Badai matahari dengan kekuatan radiasi yang sangat kuat ini mampu merusak perangkat-perangkat elektronik di bumi, termasuk juga perangkat komunikasi, perangkat penerbangan, jaringan listrik dan satelit.

Tim ilmuwan ini berhasil mengidentifikasi dua jenis badai matahari yang sangat kuat: “badai super besar” adalah badai yang sangat kuat dan terjadi rata-rata setiap 25 tahun sekali. Badai dengan kekuatan lebih lemah tetapi tetap berbahaya bagi bumi “badai super hebat” yang terjadi rata-rata setiap tiga tahun sekali.

Sebuah laporan ilmiah yang menyajikan hasil penelitian ini diberi judul “Karakterisasi aktivitas geomagnetik ekstrim dengan menggunakan aa index pada 14 siklus matahari terakhir”. Dipublikasikan dalam jurnal Geophysical Research Letters.
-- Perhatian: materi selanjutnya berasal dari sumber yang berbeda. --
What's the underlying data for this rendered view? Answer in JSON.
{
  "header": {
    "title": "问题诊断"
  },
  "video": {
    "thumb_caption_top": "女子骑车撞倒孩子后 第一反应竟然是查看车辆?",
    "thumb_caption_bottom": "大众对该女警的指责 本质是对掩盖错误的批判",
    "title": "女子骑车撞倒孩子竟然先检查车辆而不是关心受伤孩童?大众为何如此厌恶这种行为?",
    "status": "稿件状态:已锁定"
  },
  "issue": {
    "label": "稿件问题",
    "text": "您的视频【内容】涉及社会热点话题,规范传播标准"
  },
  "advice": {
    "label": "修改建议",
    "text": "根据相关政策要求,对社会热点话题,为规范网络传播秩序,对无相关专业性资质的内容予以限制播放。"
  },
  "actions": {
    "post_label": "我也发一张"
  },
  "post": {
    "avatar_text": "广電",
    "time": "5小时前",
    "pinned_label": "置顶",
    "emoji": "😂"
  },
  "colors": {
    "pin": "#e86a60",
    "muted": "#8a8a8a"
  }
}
Penulis utama artikel ini adalah Dr. SC. Chapman dari the University of Warwick.

Badai matahari juga dikenal dengan sebutan badai geomagnetik. Terjadinya gangguan di permukaan matahari menyebabkan terlemparnya partikel-partikel matahari ke angkasa. Dan ketika partikel-partikel tersebut menabrak lapisan magnetosfer bumi, terjadilah badai matahari.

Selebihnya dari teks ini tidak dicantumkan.